Sunday, January 14, 2007

Afterword--Rumsfeld redux

Yesterday's post, dealing at length with the plans for more troops in Iraq, appears below. In it, I pointed out (as no one else seems to have) that the new plan almost exactly follows Stephen Hadley's famous memorandum of early November, which called for filling the "five-brigade gap" in Baghdad in order to give Prime Minister Maliki the courage to assert his leadership and change his policies. But another thought occurred to me while tramping on the Appalachian trail this morning: that it is entirely possible that Donald Rumsfeld was eased out because he refused to authorize more troops for Iraq. Bob Woodward's book reported many occasions on which Rumsfeld insisted that the Iraqis had to manage their affairs themselves, and he must have had some idea of the damage the war is doing to the military. Robert Gates apparently had to commit himself to success in Iraq in order to replace him. This raises an ironic parallel with Robert McNamara, who was eased out in late 1967 because he no longer believed in the Vietnam conflict--even though few, in any observers realized that at the time. Rumsfeld certainly deserved to go, but he may ironically have been standing in the way of escalation in Iraq.


Anonymous said...

Hi David,

Hope the trek was good!

I think thats an interesting idea - but in the end I believe that Rumsfeld's departure was driven more by appeasment (to the electoral defeat) and IMO by the fact that, with an incoming Democratic Congress, while the administration won't give an inch on its goals (executive privalege) that the 'optics' of Rumsfeld before oversite committees was too much to accept.

Simply his personality and his visage both would have made going forward impossible - he was used to barking at Congress/media/etc. and couldn't take the lashing that administration flunkies increasingly will over the next two years.

John Measor

RoseCovered Glasses said...

It is difficult to convey the complexity of the way DOD works to someone who has not experienced it. This is a massive machine with so many departments and so much beaurocracy that no president, including Bush totally understands it.

I am a 2 tour Vietnam Veteran who recently retired after 36 years of working in the Defense Industrial Complex on many of the weapons systems being used by our forces as we speak.

Presidents, Congressmen, Cabinet Members and Appointees project a knowledgeable demeanor but they are spouting what they are told by career people who never go away and who train their replacements carefully. These are military and civil servants with enormous collective power, armed with the Federal Acquisition Regulation, Defense Industrial Security Manuals, compartmentalized classification structures and "Rice Bowls" which are never mixed.

Our society has slowly given this power structure its momentum which is constant and extraordinarily tough to bend. The cost to the average American is exhorbitant in tems of real dollars and bad decisions. Every major power structure member in the Pentagon's many Washington Offices and Field locations in the US and Overseas has a counterpart in Defense Industry Corporate America. That collective body has undergone major consolidation in the last 10 years. What used to be a broad base of competitive firms is now a few huge monoliths, such as Lockheed Martin, General Dynamics, Northrop Grumman, Raytheon and Boeing.

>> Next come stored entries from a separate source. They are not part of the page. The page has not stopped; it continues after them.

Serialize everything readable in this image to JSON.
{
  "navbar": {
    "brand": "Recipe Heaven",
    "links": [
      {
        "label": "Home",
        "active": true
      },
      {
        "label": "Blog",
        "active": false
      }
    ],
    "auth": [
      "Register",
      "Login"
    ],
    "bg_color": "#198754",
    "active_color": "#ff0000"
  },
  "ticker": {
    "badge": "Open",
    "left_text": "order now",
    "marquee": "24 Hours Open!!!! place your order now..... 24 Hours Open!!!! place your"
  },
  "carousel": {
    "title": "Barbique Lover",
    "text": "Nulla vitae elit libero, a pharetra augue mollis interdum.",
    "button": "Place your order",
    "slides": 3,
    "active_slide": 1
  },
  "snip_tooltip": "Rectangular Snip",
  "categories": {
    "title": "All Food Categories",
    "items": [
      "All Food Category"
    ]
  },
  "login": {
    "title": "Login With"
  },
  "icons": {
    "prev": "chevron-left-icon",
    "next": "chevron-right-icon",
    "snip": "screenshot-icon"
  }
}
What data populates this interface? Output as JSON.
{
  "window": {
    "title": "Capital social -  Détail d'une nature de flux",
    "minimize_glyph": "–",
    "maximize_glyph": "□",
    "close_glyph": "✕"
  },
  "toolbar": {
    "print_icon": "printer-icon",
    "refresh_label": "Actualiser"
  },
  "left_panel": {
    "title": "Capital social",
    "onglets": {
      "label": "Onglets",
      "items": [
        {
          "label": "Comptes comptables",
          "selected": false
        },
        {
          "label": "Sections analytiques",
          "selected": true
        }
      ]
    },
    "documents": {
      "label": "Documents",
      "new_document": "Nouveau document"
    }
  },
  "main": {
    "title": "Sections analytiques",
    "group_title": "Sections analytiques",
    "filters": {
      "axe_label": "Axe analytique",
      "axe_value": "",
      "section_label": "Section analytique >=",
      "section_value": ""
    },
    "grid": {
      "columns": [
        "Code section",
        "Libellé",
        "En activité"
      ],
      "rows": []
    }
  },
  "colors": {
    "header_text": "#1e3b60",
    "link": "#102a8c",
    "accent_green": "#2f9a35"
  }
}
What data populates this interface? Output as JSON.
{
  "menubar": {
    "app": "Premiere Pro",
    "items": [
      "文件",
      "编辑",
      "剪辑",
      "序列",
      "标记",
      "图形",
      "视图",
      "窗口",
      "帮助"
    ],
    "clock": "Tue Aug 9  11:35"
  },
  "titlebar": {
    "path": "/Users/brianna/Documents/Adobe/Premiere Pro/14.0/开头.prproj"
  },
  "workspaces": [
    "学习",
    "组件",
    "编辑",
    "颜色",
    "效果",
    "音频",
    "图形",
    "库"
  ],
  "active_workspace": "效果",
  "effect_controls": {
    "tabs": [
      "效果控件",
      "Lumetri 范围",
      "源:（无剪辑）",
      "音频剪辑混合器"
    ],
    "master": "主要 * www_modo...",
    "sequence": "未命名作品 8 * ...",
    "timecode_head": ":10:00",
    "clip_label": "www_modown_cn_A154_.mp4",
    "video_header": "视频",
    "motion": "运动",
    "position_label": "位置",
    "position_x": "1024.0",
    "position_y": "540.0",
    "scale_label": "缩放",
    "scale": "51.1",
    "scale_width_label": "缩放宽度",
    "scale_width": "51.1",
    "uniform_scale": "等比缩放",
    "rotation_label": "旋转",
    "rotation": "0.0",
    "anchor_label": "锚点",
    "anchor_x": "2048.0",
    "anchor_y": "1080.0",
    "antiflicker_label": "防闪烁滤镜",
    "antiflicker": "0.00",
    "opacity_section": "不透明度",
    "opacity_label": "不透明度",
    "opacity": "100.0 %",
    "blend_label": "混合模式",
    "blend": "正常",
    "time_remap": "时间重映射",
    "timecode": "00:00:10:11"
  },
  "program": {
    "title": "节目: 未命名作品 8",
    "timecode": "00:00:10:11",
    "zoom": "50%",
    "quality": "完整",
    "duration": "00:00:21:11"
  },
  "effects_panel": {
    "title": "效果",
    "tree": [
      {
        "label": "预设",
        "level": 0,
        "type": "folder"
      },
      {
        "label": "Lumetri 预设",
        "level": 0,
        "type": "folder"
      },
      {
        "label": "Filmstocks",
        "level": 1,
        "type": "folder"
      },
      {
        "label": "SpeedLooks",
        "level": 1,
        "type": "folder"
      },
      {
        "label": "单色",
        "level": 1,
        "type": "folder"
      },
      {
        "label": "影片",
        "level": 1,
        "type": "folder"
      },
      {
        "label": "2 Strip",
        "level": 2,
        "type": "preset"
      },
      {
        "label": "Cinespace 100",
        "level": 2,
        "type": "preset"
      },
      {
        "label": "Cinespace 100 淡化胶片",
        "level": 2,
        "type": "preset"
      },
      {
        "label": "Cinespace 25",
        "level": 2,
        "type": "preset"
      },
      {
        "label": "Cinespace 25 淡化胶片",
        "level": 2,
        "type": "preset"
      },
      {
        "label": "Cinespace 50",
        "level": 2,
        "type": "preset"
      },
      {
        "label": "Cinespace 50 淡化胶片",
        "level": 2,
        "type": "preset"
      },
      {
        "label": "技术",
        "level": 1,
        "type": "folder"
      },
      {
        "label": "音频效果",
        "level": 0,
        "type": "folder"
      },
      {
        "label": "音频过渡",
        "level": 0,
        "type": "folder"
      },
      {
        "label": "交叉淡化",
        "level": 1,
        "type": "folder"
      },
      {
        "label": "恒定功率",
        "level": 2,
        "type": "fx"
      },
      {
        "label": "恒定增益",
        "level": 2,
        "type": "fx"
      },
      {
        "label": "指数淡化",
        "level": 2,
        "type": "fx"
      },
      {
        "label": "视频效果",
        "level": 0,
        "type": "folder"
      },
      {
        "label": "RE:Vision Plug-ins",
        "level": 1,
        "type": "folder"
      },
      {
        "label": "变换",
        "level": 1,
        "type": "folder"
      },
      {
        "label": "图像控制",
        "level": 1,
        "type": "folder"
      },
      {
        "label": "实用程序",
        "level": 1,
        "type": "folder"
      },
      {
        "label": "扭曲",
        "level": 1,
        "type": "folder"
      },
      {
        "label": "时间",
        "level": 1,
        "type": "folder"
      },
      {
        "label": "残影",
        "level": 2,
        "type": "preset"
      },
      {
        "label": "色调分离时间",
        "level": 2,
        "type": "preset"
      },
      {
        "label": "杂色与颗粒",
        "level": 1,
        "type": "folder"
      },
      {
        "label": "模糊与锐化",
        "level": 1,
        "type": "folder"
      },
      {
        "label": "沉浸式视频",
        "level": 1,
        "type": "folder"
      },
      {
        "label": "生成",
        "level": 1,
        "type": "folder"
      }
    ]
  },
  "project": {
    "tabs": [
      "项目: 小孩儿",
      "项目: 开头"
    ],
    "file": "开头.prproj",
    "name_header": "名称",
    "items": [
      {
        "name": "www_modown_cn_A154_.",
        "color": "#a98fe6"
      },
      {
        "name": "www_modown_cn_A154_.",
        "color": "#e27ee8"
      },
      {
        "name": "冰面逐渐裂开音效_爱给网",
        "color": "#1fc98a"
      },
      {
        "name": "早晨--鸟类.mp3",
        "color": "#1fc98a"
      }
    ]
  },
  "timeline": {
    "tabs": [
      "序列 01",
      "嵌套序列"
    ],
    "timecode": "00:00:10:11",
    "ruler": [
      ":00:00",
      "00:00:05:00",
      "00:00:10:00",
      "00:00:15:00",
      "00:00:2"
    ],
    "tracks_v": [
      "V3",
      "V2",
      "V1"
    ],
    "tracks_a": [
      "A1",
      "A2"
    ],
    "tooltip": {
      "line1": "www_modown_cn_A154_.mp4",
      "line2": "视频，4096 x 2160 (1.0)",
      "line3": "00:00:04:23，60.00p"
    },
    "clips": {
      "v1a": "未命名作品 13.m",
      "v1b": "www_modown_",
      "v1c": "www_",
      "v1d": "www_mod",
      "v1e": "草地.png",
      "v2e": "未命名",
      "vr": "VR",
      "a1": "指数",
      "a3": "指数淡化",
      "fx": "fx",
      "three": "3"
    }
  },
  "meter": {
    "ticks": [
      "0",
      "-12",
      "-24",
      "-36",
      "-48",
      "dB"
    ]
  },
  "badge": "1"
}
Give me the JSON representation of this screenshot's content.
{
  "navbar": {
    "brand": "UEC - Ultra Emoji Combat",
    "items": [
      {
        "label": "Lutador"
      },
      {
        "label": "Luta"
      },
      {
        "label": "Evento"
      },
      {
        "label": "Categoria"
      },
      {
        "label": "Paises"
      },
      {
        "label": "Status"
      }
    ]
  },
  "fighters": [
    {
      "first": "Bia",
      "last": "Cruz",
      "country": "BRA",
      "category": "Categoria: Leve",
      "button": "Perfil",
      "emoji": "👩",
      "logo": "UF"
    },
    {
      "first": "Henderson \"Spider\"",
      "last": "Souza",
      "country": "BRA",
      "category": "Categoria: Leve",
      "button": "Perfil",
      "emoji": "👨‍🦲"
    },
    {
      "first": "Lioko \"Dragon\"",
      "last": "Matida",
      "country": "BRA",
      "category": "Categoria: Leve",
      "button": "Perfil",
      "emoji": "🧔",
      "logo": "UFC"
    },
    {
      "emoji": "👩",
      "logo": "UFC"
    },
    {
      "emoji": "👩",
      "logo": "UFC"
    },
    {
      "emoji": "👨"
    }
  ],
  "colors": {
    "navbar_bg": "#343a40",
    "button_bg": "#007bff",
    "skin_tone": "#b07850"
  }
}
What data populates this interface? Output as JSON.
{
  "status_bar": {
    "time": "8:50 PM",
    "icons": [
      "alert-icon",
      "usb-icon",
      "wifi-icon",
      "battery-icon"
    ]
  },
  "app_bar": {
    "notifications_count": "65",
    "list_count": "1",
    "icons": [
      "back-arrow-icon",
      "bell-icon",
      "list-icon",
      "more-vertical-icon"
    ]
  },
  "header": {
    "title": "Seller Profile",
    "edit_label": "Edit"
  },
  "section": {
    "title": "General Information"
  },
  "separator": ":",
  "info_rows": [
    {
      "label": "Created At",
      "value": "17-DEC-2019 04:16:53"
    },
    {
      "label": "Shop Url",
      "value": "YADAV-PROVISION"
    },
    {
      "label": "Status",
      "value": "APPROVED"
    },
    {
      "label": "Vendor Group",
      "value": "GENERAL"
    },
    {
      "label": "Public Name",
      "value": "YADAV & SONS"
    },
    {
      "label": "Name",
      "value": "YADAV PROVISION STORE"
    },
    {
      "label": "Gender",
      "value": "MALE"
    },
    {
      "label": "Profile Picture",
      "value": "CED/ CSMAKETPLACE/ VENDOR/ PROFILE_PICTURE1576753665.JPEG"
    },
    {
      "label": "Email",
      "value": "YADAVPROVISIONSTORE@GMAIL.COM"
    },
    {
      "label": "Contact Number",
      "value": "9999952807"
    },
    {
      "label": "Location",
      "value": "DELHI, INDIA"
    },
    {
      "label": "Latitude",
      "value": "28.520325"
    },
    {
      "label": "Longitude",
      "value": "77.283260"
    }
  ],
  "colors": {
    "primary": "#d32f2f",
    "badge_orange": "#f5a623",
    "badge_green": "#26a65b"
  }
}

Government oversight committees are carefully stroked. Sam Nunn and others who were around for years in military and policy oversight roles have been cajoled, given into on occasion but kept in the dark about the real status of things until it is too late to do anything but what the establshment wants. This still continues - with increasing high technology and potential for abuse.

Please examine the following link to testimony given by Franklin C. Spinney before Congress in 2002. It provides very specific information from a whistle blower who is still blowing his whistle (Look him up in your browser and you get lots of feedback) Frank spent the same amount of time as I did in the Military Industrial Complex (MIC) but in government quarters. His job in government was a similar role to mine in defense companies. Frank's emphasis in this testimony is on the money the machine costs us. It is compelling and it is noteworthy that he was still a staff analyst at the Pentagon when he gave this speech. I still can't figure out how he got his superior's permission to say such blunt things. He was extremely highly respected and is now retired.

The brick wall I often refer to is the Pentagon's own arrogance. It will implode by it's own volition, go broke, or so drastically let down the American people that it will fall in shambles. Rest assured the day of the implosion is coming. The machine is out of control.

If you are interested in a view of the inside of the Pentagon procurement process from Vietnam to Iraq please check the posting at on this blog entitled, "Odyssey of Armaments"

Of further interest are the following:

Nur-al-Cubicle said...

Prof Kaiser:

I thought Rumsfeld was eased out also, but because he was too chummy and sympathetic with some of the unhappier generals...personal bonds do form...and Bush didn't want a Secretary of Defense carrying a brief for discontent at the top

Strangely, I had a dream that I was at a cocktail party and struck up a conversation with Gates. I asked him why he was selected and if he represented a shift in thinking by the administration. He broke into a broad grin, and said: "No change, Nur, but the President likes my smile".